I think it’s clear that Amateur Barbarian is just a tool of Big Filter.
Wow.
It’s like he’s really self-conscious about his low level of sales resistance, so he has to both restrict his own contact with potential sellers, and rationalize that anyone who doesn’t is ethically problematic (at best).
And Evian is just “naive” spelt backwards! WAKE UP, SHEEPLE!
Fuji is Ijuf spelled backwards!
H[sub]2[/sub]O spelled backwards is O[sub]s[/sub]H.
And don’t even get him started on Nutella.
And Pellegrino spelt backwards is Onirgellep, who was one of the Elder Gods. Ph’nglui mglw’nafh Onirgellep R’lyeh wgah’nagl fhtagn, SHEEPLE!
Well, that explains a lot. I should have just come here first instead of responding to the original bottled water thread in which I rather meekly accused AB of over-broad generalizations and pontifications. Apparently I drink bottled spring water because I am a brainless tool of the Capitalist Advertising Cabal who have planted the hypnotic suggestion that the local tap water tastes like shit. This extortion racket extracts from me the staggering sum of 89¢ a case for spring water that is bottled and trucked down from a natural spring literally 90 miles up the road.

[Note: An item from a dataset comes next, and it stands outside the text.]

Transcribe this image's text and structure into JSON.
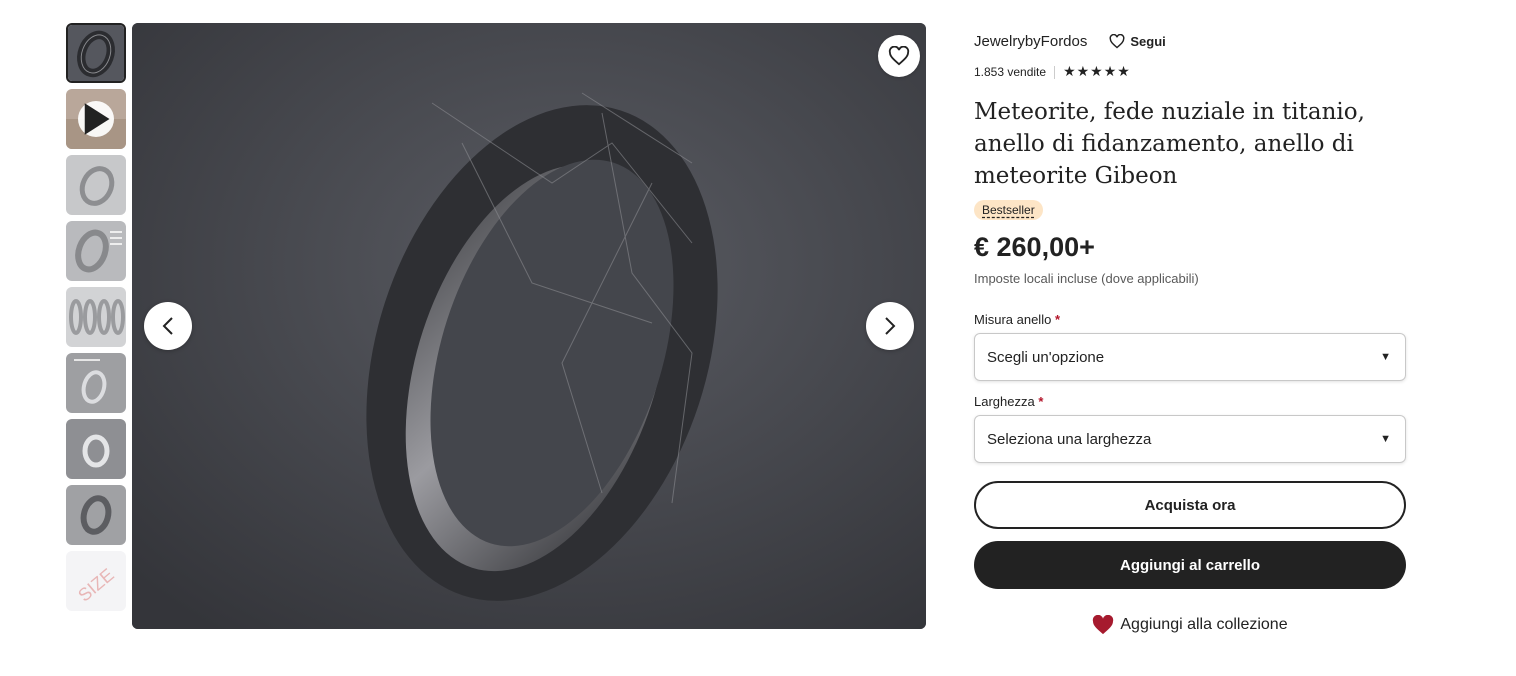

Don’t forget the bottled water. Your cat only drinks bottled water, right? All cats do.
I swear, Penfeather, if you awaken the sheeple from their thousand-year slumber, so help me, I’ll…well, I’m not sure what I’ll do, but still. Keep it down, willya?
What happens if you say that five times into a mirror? :eek:
Bloody Mary climbs out and tries to cut your throat with an ice-cold bottle of Poland Spring. :eek:
Luckily, it doesn’t work very well.
harmonicamoon, my cat has so far resisted corporate mind control in the water department. He preferrs drinking out of the fountain in the upstairs bathroom.
This explains so much about cats.
He might have a tiny point about Nutella. I do hate when foods deliberately market themselves as healthy when they freakin’ know better, but on the other hand, who the fuck seriously thinks chocolate flavored sugar hazelnut spread is healthy?**
**Full disclosure: I hate hazelnut.
***Or do I??? Can we truly know what we like, after all?
AB is clearly suffering from the effects of walking past the mysterious derelict Grid Ball every day, plus not being able to sleep at night because of his neighbor’s yard lanterns.
Grid Ball?
God that’s fucking creepy. I’d go mad walking past that thing too.
Yeah, ka-reepy. I don’t feel like reading a 10 page thread right now so I’ll go with “steampunk disco ball” and call it a night.
he asked, they told him it was an art project and no, he could not take it home
Aww, that’s kind of anti-climactic. I kind of was hoping for something like Tiny Death Star.